Bahama Bob's Rumstyles
Monday, May 2, 2016
What is the effect of the charred oak barrels in the rum? The Oak Wood softens the texture of the rum and stabilizes it. In addition it, makes the tannins which are polimericen that give a nicer feel and flavor in the mouth. Another effect is that it adds aromas like vanilla, coconut, chocolate, toasted, smoke, tobacco, caramel, and coffee from the roasting of the wood. The majority of all rums are aged in some kind of oak barrel, some in American Oak and some in French Oak. Many of them previously used for make wine, bourbon, scotch or even beer before being used to rest rum.
All of these different barrel sources will introduce the rum to different reactions with the barrels and produce different results. When you add together a blending of the rums from different barrels you will get a more complex expression that often becomes extremely desirable.
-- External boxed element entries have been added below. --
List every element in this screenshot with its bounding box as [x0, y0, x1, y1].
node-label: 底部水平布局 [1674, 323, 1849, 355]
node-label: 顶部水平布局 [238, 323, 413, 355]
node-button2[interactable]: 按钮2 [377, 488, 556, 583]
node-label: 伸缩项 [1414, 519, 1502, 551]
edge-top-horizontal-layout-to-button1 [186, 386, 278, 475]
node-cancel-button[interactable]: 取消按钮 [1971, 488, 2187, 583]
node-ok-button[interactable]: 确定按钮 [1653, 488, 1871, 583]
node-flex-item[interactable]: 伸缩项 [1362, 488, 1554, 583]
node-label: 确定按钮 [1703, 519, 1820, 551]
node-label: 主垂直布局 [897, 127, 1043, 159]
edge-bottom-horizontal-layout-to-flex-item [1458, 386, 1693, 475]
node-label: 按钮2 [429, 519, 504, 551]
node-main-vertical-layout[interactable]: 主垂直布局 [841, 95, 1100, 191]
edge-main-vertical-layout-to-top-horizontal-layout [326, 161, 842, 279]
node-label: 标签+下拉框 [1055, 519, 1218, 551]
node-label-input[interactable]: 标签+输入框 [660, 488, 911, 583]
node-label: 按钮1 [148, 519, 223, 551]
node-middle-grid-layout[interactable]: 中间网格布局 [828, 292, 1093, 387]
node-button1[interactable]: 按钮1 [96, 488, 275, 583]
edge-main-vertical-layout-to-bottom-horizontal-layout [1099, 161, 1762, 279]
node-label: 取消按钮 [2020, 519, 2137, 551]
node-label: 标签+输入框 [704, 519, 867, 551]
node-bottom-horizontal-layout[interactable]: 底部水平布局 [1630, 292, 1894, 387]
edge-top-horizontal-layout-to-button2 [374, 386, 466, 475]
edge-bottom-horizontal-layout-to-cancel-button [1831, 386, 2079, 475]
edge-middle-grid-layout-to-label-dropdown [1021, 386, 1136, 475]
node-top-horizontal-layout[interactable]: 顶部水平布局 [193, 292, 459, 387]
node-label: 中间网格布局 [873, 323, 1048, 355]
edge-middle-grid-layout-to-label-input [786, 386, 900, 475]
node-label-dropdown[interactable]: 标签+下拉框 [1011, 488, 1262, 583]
The particular type of Oak Barrel used is extremely important, and most major brand-name spirits have very rigorous requirements. Bourbon whiskey regulations require the use of new oak barrels with inner surfaces that have been charred. This charring is accomplished by igniting the inside of the oak barrels until a layer of char develops. Most other whiskeys and non-whiskey spirits are not required to be used in new, unused oak barrels; nor do the oak barrels have to be pre-charred. The charring process does enhance and soften the final taste of the spirit, while imparting it with both color and body.
Spirit manufacturers determine the specific type of spirit to make, and a close relationship between aging and distilling strategies does exist. For instance rum that is distilled in a pot still to somewhere between 60 and 65% will retain a natural sweetness from the fermented materials, where rums that are distilled to 80 to 90% in a column still will have a much lighter body and a lot drier. Then the barrel type and the length of time spent in the barrel will determine the color, smoothness, body, aroma and flavor of the finished expression.
Like so many other processes, this requires the knowledge and experience of the distillers, blenders, and the barrel management people. It takes a great team of people with knowledge of all of the processes to produce a fine rum expression. Different people have different ideas of what the rum should taste like, but it still takes a lot of skill to produce your style of rum.